El gran desmadre (Malas madres 2). (USA,
2017). Dir. Jon Lucas y Scott Moore.
Llegaba la semana pasada a las pantallas “Dos padres por
desigual”, una comedia familiar, secuela de “Padres por desigual” (2015), que
respondía a una fórmula tan eficaz como transparente para cumplir con el deber
–tan sistemáticamente incumplido- de toda película derivada: ofrecer en esencia
lo mismo que su modelo, pero con una sustancial aportación que marque la
diferencia. A los creadores de ese trabajo se les ocurrió que un buen modo de
sumar eficacia cómica al pulso entre dos padres antitéticos consistía en
convocar, a su vez, a los padres de sus personajes principales en un juego de
reduplicación de efectos y contrastes que acababa funcionando razonablemente
bien. Jon Lucas y Scott Moore, guionistas del primer “Resacón en Las Vegas” (2009)

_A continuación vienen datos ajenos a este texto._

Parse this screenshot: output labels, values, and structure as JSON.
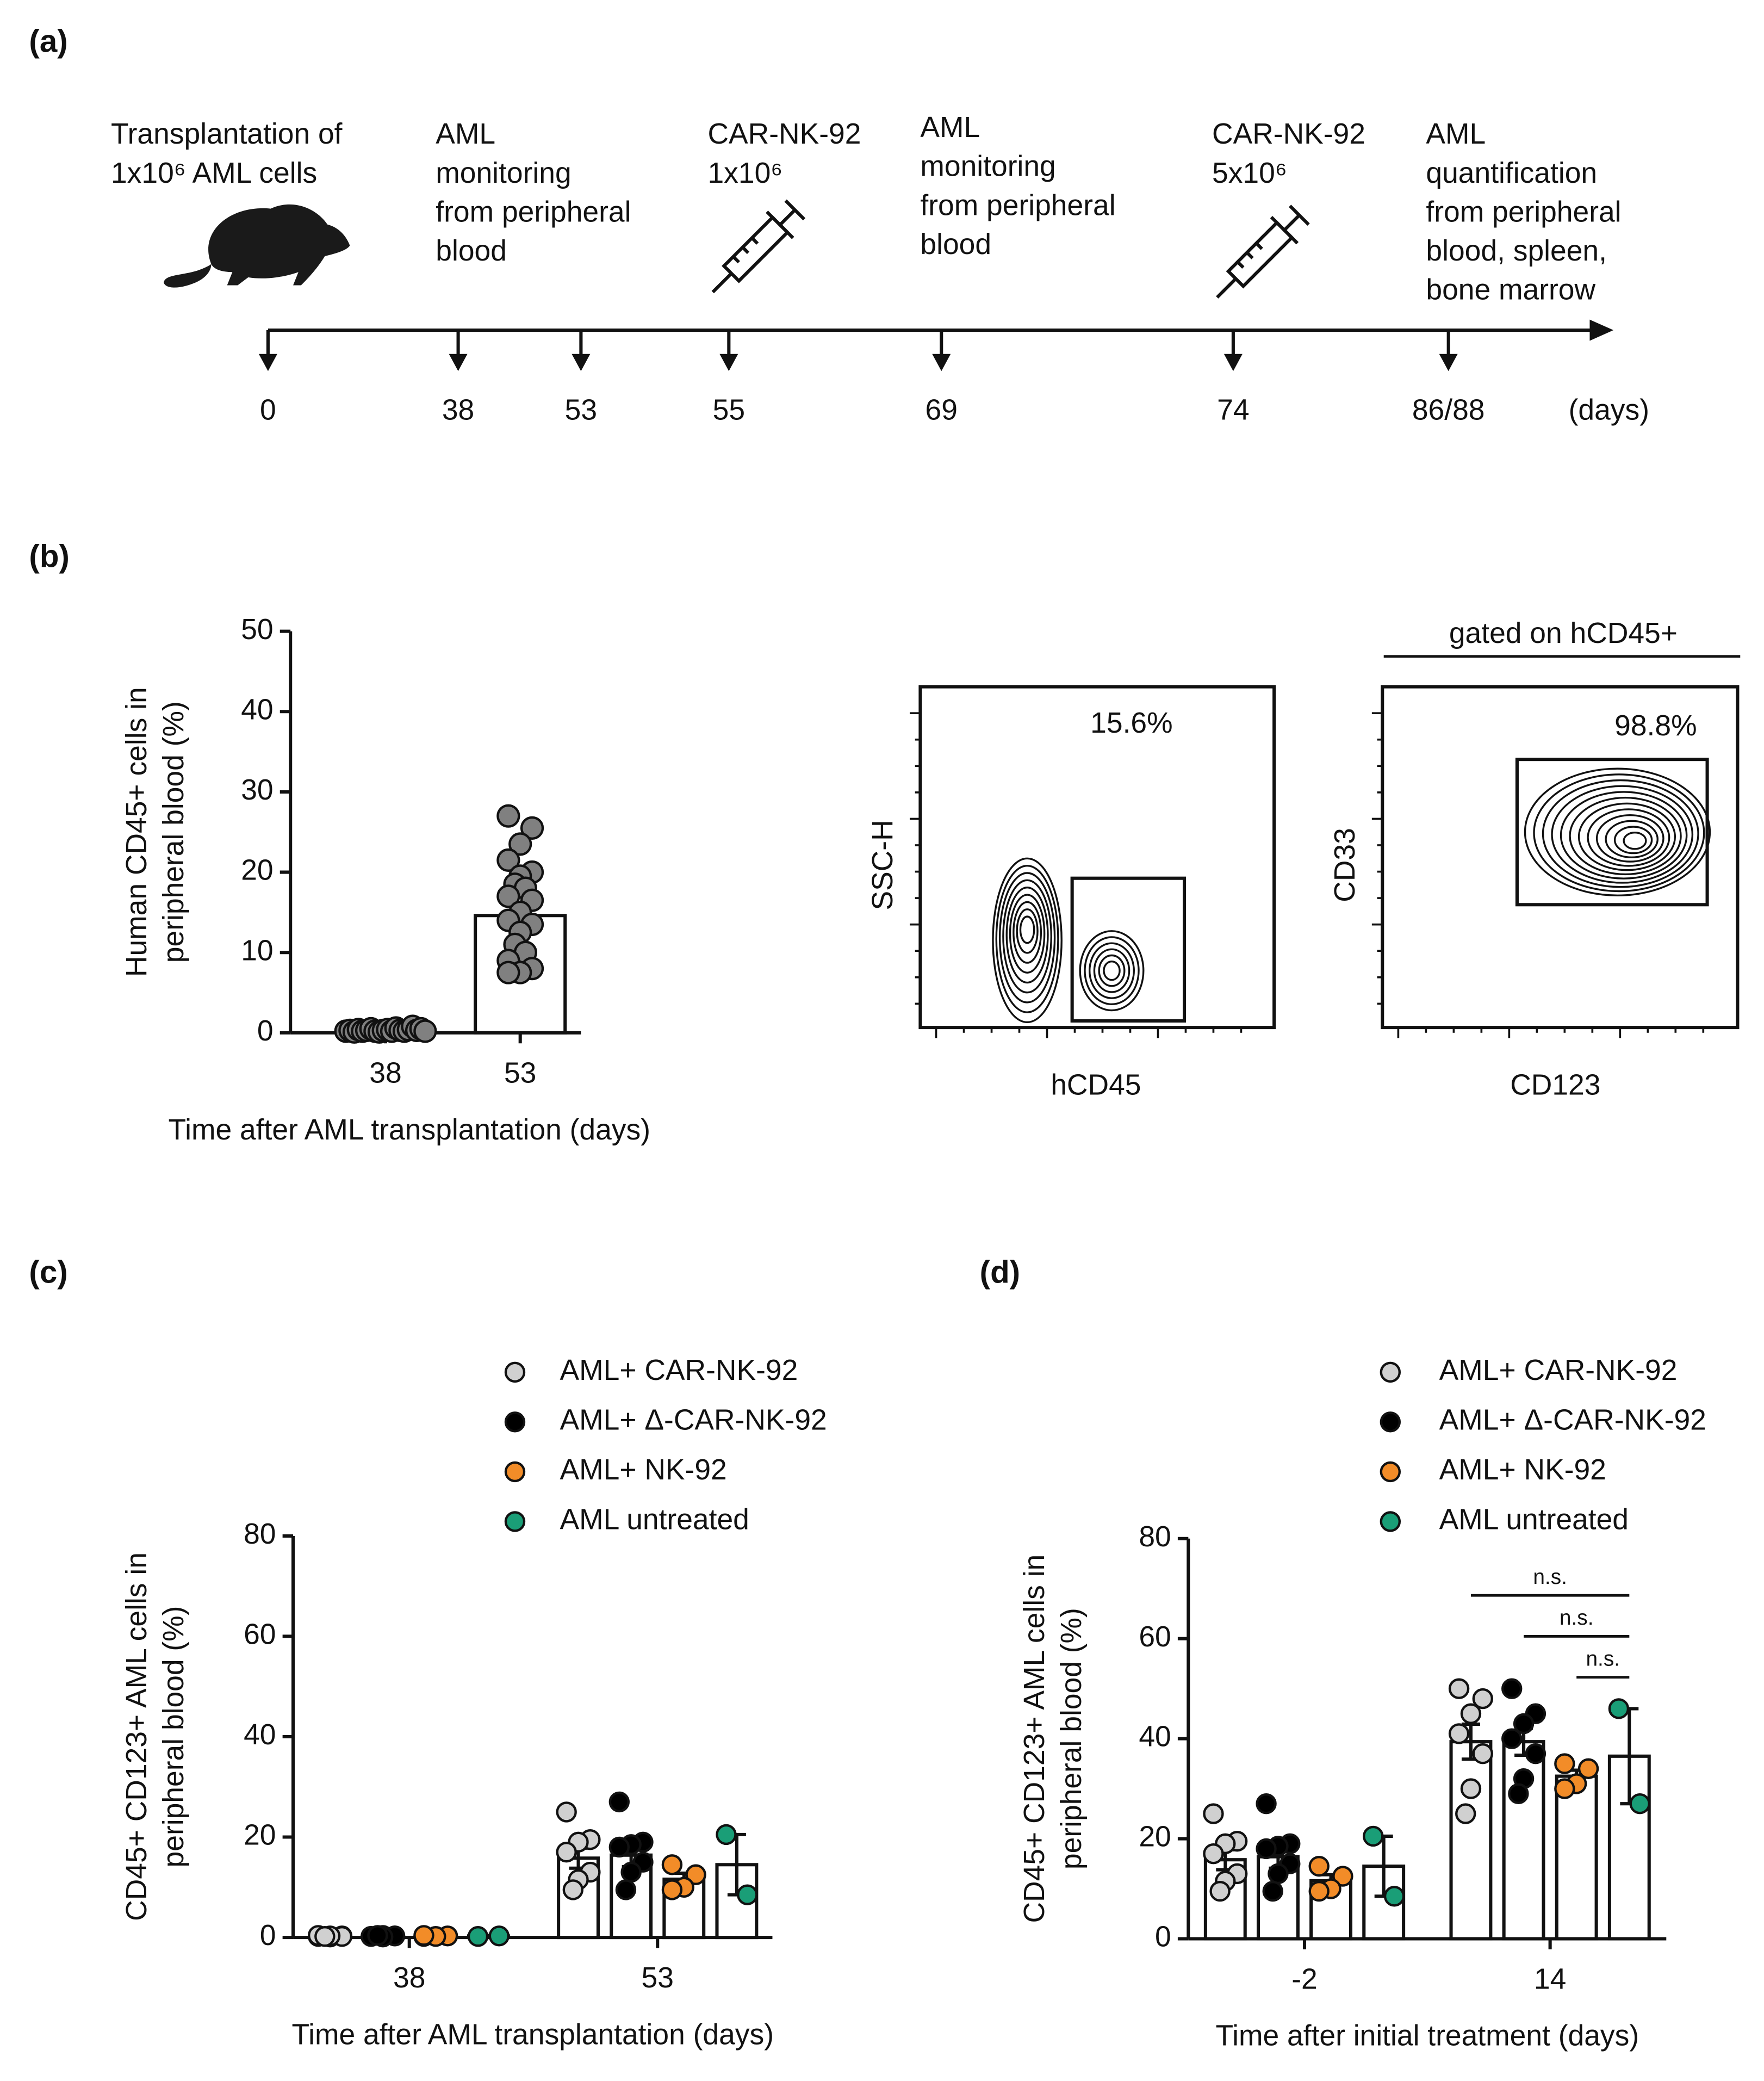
{
  "panel_labels": [
    "(a)",
    "(b)",
    "(c)",
    "(d)"
  ],
  "panel_a": {
    "events": [
      {
        "lines": [
          "Transplantation of",
          "1x10⁶ AML cells"
        ]
      },
      {
        "lines": [
          "AML",
          "monitoring",
          "from peripheral",
          "blood"
        ]
      },
      {
        "lines": [
          "CAR-NK-92",
          "1x10⁶"
        ]
      },
      {
        "lines": [
          "AML",
          "monitoring",
          "from peripheral",
          "blood"
        ]
      },
      {
        "lines": [
          "CAR-NK-92",
          "5x10⁶"
        ]
      },
      {
        "lines": [
          "AML",
          "quantification",
          "from peripheral",
          "blood, spleen,",
          "bone marrow"
        ]
      }
    ],
    "days": [
      "0",
      "38",
      "53",
      "55",
      "69",
      "74",
      "86/88"
    ],
    "unit": "(days)"
  },
  "flow_plots": [
    {
      "gate_label": "15.6%",
      "ylabel": "SSC-H",
      "xlabel": "hCD45"
    },
    {
      "title": "gated on hCD45+",
      "gate_label": "98.8%",
      "ylabel": "CD33",
      "xlabel": "CD123"
    }
  ],
  "chart_data": [
    {
      "type": "bar_scatter",
      "categories": [
        "38",
        "53"
      ],
      "values": [
        0.3,
        14.6
      ],
      "color": "#ffffff",
      "point_color": "#808080",
      "points": [
        [
          0.2,
          0.3,
          0.1,
          0.4,
          0.2,
          0.3,
          0.5,
          0.2,
          0.1,
          0.3,
          0.4,
          0.2,
          0.6,
          0.3,
          0.2,
          0.4,
          0.8,
          0.3,
          0.5,
          0.2
        ],
        [
          27,
          25.5,
          23.5,
          21.5,
          20,
          19.5,
          18.5,
          18,
          17,
          16.5,
          15,
          14,
          13.5,
          12.5,
          11,
          10,
          9,
          8,
          7.5,
          7.5
        ]
      ],
      "ylim": [
        0,
        50
      ],
      "yticks": [
        0,
        10,
        20,
        30,
        40,
        50
      ],
      "ylabel": [
        "Human CD45+ cells in",
        "peripheral blood (%)"
      ],
      "xlabel": "Time after AML transplantation (days)"
    },
    {
      "type": "grouped_bar_scatter",
      "categories": [
        "38",
        "53"
      ],
      "series": [
        {
          "name": "AML+ CAR-NK-92",
          "color": "#d0d0d0",
          "values": [
            0.3,
            15.8
          ],
          "errors": [
            0.1,
            2
          ],
          "points": [
            [
              0.2,
              0.3,
              0.1,
              0.4,
              0.2,
              0.3,
              0.2
            ],
            [
              25,
              19.5,
              19,
              17,
              13,
              11.5,
              9.5
            ]
          ]
        },
        {
          "name": "AML+ Δ-CAR-NK-92",
          "color": "#000000",
          "values": [
            0.3,
            16.4
          ],
          "errors": [
            0.1,
            2.3
          ],
          "points": [
            [
              0.2,
              0.3,
              0.4,
              0.2,
              0.3,
              0.1,
              0.4
            ],
            [
              27,
              19,
              18.5,
              18,
              15,
              13,
              9.5
            ]
          ]
        },
        {
          "name": "AML+ NK-92",
          "color": "#f28c28",
          "values": [
            0.3,
            11.6
          ],
          "errors": [
            0.1,
            1.2
          ],
          "points": [
            [
              0.2,
              0.3,
              0.2,
              0.4
            ],
            [
              14.5,
              12.5,
              10,
              9.5
            ]
          ]
        },
        {
          "name": "AML untreated",
          "color": "#1a9e77",
          "values": [
            0.3,
            14.5
          ],
          "errors": [
            0.1,
            6
          ],
          "points": [
            [
              0.2,
              0.3
            ],
            [
              20.5,
              8.5
            ]
          ]
        }
      ],
      "ylim": [
        0,
        80
      ],
      "yticks": [
        0,
        20,
        40,
        60,
        80
      ],
      "ylabel": [
        "CD45+ CD123+ AML cells in",
        "peripheral blood (%)"
      ],
      "xlabel": "Time after AML transplantation (days)"
    },
    {
      "type": "grouped_bar_scatter",
      "categories": [
        "-2",
        "14"
      ],
      "series": [
        {
          "name": "AML+ CAR-NK-92",
          "color": "#d0d0d0",
          "values": [
            15.8,
            39.4
          ],
          "errors": [
            2,
            3.5
          ],
          "points": [
            [
              25,
              19.5,
              19,
              17,
              13,
              11.5,
              9.5
            ],
            [
              50,
              48,
              45,
              41,
              37,
              30,
              25
            ]
          ]
        },
        {
          "name": "AML+ Δ-CAR-NK-92",
          "color": "#000000",
          "values": [
            16.4,
            39.4
          ],
          "errors": [
            2.3,
            2.7
          ],
          "points": [
            [
              27,
              19,
              18.5,
              18,
              15,
              13,
              9.5
            ],
            [
              50,
              45,
              43,
              40,
              37,
              32,
              29
            ]
          ]
        },
        {
          "name": "AML+ NK-92",
          "color": "#f28c28",
          "values": [
            11.6,
            32.5
          ],
          "errors": [
            1.2,
            1.2
          ],
          "points": [
            [
              14.5,
              12.5,
              10,
              9.5
            ],
            [
              35,
              34,
              31,
              30
            ]
          ]
        },
        {
          "name": "AML untreated",
          "color": "#1a9e77",
          "values": [
            14.5,
            36.5
          ],
          "errors": [
            6,
            9.5
          ],
          "points": [
            [
              20.5,
              8.5
            ],
            [
              46,
              27
            ]
          ]
        }
      ],
      "ylim": [
        0,
        80
      ],
      "yticks": [
        0,
        20,
        40,
        60,
        80
      ],
      "ylabel": [
        "CD45+ CD123+ AML cells in",
        "peripheral blood (%)"
      ],
      "xlabel": "Time after initial treatment (days)",
      "annotations": [
        "n.s.",
        "n.s.",
        "n.s."
      ]
    }
  ]
}
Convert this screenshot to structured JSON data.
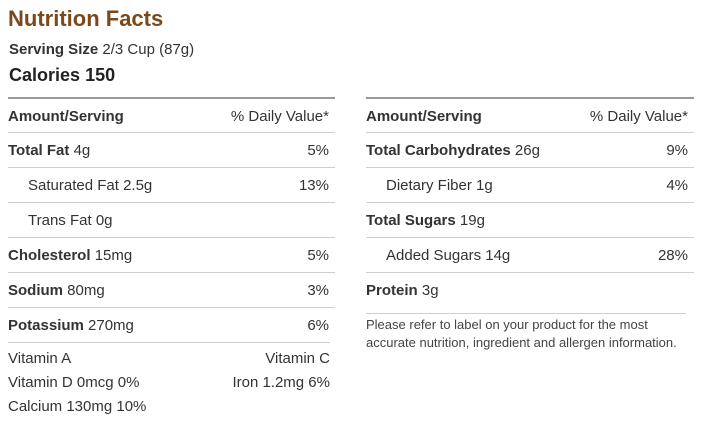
{
  "title": "Nutrition Facts",
  "serving": {
    "label": "Serving Size",
    "value": "2/3 Cup (87g)"
  },
  "calories": {
    "label": "Calories",
    "value": "150"
  },
  "left": {
    "header": {
      "amount": "Amount/Serving",
      "dv": "% Daily Value*"
    },
    "rows": [
      {
        "name": "Total Fat",
        "amount": "4g",
        "dv": "5%"
      },
      {
        "name": "Saturated Fat",
        "amount": "2.5g",
        "dv": "13%"
      },
      {
        "name": "Trans Fat",
        "amount": "0g",
        "dv": ""
      },
      {
        "name": "Cholesterol",
        "amount": "15mg",
        "dv": "5%"
      },
      {
        "name": "Sodium",
        "amount": "80mg",
        "dv": "3%"
      },
      {
        "name": "Potassium",
        "amount": "270mg",
        "dv": "6%"
      }
    ]
  },
  "right": {
    "header": {
      "amount": "Amount/Serving",
      "dv": "% Daily Value*"
    },
    "rows": [
      {
        "name": "Total Carbohydrates",
        "amount": "26g",
        "dv": "9%"
      },
      {
        "name": "Dietary Fiber",
        "amount": "1g",
        "dv": "4%"
      },
      {
        "name": "Total Sugars",
        "amount": "19g",
        "dv": ""
      },
      {
        "name": "Added Sugars",
        "amount": "14g",
        "dv": "28%"
      },
      {
        "name": "Protein",
        "amount": "3g",
        "dv": ""
      }
    ]
  },
  "vitamins": {
    "row1_left": "Vitamin A",
    "row1_right": "Vitamin C",
    "row2_left": "Vitamin D 0mcg 0%",
    "row2_right": "Iron 1.2mg 6%",
    "row3_left": "Calcium 130mg 10%"
  },
  "disclaimer": "Please refer to label on your product for the most accurate nutrition, ingredient and allergen information.",
  "colors": {
    "title": "#7a4a1c",
    "text": "#333333",
    "rule": "#cfcfcf"
  }
}
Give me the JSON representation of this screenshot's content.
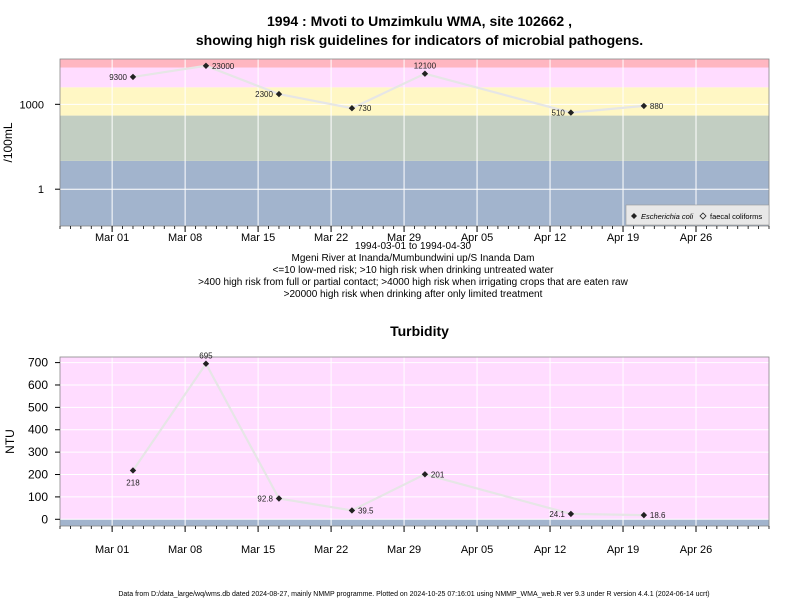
{
  "colors": {
    "band_red": "#ffb6c1",
    "band_pink": "#ffdcff",
    "band_yellow": "#fff7c4",
    "band_green": "#c2cec2",
    "band_blue": "#a2b4cd",
    "grid": "#ffffff",
    "line": "#e6e6e6",
    "marker": "#222222"
  },
  "chart_data": [
    {
      "type": "line",
      "title": "1994 : Mvoti to Umzimkulu WMA, site 102662 ,",
      "subtitle": "showing high risk guidelines for indicators of microbial pathogens.",
      "ylabel": "/100mL",
      "y_scale": "log10",
      "ylim": [
        0.05,
        40000
      ],
      "y_ticks": [
        {
          "v": 1,
          "label": "1"
        },
        {
          "v": 1000,
          "label": "1000"
        }
      ],
      "x_ticks": [
        "Mar 01",
        "Mar 08",
        "Mar 15",
        "Mar 22",
        "Mar 29",
        "Apr 05",
        "Apr 12",
        "Apr 19",
        "Apr 26"
      ],
      "x_tick_dates": [
        "1994-03-01",
        "1994-03-08",
        "1994-03-15",
        "1994-03-22",
        "1994-03-29",
        "1994-04-05",
        "1994-04-12",
        "1994-04-19",
        "1994-04-26"
      ],
      "xlim": [
        "1994-02-24",
        "1994-05-03"
      ],
      "footer_lines": [
        "1994-03-01 to 1994-04-30",
        "Mgeni River at Inanda/Mumbundwini up/S Inanda Dam",
        "<=10 low-med risk; >10 high risk when drinking untreated water",
        ">400 high risk from full or partial contact; >4000 high risk when irrigating crops that are eaten raw",
        ">20000 high risk when drinking after only limited treatment"
      ],
      "bands": [
        {
          "from": 0.05,
          "to": 10,
          "color_key": "band_blue"
        },
        {
          "from": 10,
          "to": 400,
          "color_key": "band_green"
        },
        {
          "from": 400,
          "to": 4000,
          "color_key": "band_yellow"
        },
        {
          "from": 4000,
          "to": 20000,
          "color_key": "band_pink"
        },
        {
          "from": 20000,
          "to": 40000,
          "color_key": "band_red"
        }
      ],
      "legend": {
        "position": "bottom-right",
        "entries": [
          {
            "name": "Escherichia coli",
            "marker": "filled-diamond",
            "italic": true
          },
          {
            "name": "faecal coliforms",
            "marker": "open-diamond",
            "italic": false
          }
        ]
      },
      "series": [
        {
          "name": "Escherichia coli",
          "points": [
            {
              "x": "1994-03-03",
              "y": 9300,
              "label": "9300",
              "label_side": "left"
            },
            {
              "x": "1994-03-10",
              "y": 23000,
              "label": "23000",
              "label_side": "right"
            },
            {
              "x": "1994-03-17",
              "y": 2300,
              "label": "2300",
              "label_side": "left"
            },
            {
              "x": "1994-03-24",
              "y": 730,
              "label": "730",
              "label_side": "right"
            },
            {
              "x": "1994-03-31",
              "y": 12100,
              "label": "12100",
              "label_side": "above"
            },
            {
              "x": "1994-04-14",
              "y": 510,
              "label": "510",
              "label_side": "left"
            },
            {
              "x": "1994-04-21",
              "y": 880,
              "label": "880",
              "label_side": "right"
            }
          ]
        }
      ]
    },
    {
      "type": "line",
      "title": "Turbidity",
      "ylabel": "NTU",
      "y_scale": "linear",
      "ylim": [
        -30,
        725
      ],
      "y_ticks": [
        0,
        100,
        200,
        300,
        400,
        500,
        600,
        700
      ],
      "x_ticks": [
        "Mar 01",
        "Mar 08",
        "Mar 15",
        "Mar 22",
        "Mar 29",
        "Apr 05",
        "Apr 12",
        "Apr 19",
        "Apr 26"
      ],
      "x_tick_dates": [
        "1994-03-01",
        "1994-03-08",
        "1994-03-15",
        "1994-03-22",
        "1994-03-29",
        "1994-04-05",
        "1994-04-12",
        "1994-04-19",
        "1994-04-26"
      ],
      "xlim": [
        "1994-02-24",
        "1994-05-03"
      ],
      "bands": [
        {
          "from": -30,
          "to": 0,
          "color_key": "band_blue"
        },
        {
          "from": 0,
          "to": 725,
          "color_key": "band_pink"
        }
      ],
      "series": [
        {
          "name": "",
          "points": [
            {
              "x": "1994-03-03",
              "y": 218,
              "label": "218",
              "label_side": "below"
            },
            {
              "x": "1994-03-10",
              "y": 695,
              "label": "695",
              "label_side": "above"
            },
            {
              "x": "1994-03-17",
              "y": 92.8,
              "label": "92.8",
              "label_side": "left"
            },
            {
              "x": "1994-03-24",
              "y": 39.5,
              "label": "39.5",
              "label_side": "right"
            },
            {
              "x": "1994-03-31",
              "y": 201,
              "label": "201",
              "label_side": "right"
            },
            {
              "x": "1994-04-14",
              "y": 24.1,
              "label": "24.1",
              "label_side": "left"
            },
            {
              "x": "1994-04-21",
              "y": 18.6,
              "label": "18.6",
              "label_side": "right"
            }
          ]
        }
      ]
    }
  ],
  "footer_note": "Data from D:/data_large/wq/wms.db dated 2024-08-27, mainly NMMP programme. Plotted on 2024-10-25 07:16:01 using NMMP_WMA_web.R ver 9.3 under R version 4.4.1 (2024-06-14 ucrt)"
}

y creadores de la franquicia “Malas madres” (2016), han tenido exactamente la
misma idea que Sean Anders en “Padres por desigual” a la hora de definir el
toque de distinción de “El gran desmadre (Malas madres 2)”, pero, en este caso,
el resultado invita a desconfiar de la infalibilidad de las fórmulas.
Christine Baranski –descomunal como gélida fiscal de la
sufrida gestión doméstica de su hija-, Cheryl Hines –muy fina en su encarnación
de abrumadora mejor amiga de su primogénita- y Susan Sarandon –algo facilona
como tórrida mamá cowgirl- son lo mejor de la función, pero no lo suficiente
para salvar una película que olvida el discurso de su modelo –la zumbona
impugnación del fastidioso concepto de súpermadre- y acaba adensando su
componente sentimental hasta asfixiar lo cómico. No Recomendada.
My Little pony: La película. (USA,
2017). Dir. Jayson Thiessen.
Esta
cinta de animación, inspirada en los caballitos de juguete con cabelleras
coloridas, está pensada para vender merchandising y no mucho más. Dentro de una
trama muy básica, las ponis principales, protagonistas de la serie de TV
homónima, realizan un viaje iniciático bastante aburrido, con el fin de salvar
su reino. Son bondadosas al extremo pero no muy interesantes: algunas rayan lo
insoportable. La versión original con subtítulos tiene la ventaja de poder
escuchar a Emily Blunt como la poni malvada y a Sia cantando en el papel de la
gran estrella pop de Equestria. La trama y los personajes son flojos, pero las
canciones y el estallido de colores pueden atraer a los más chiquitos. Y las
cabelleras de las ponis, aun animadas, siguen siendo fabulosas. No Recomendada.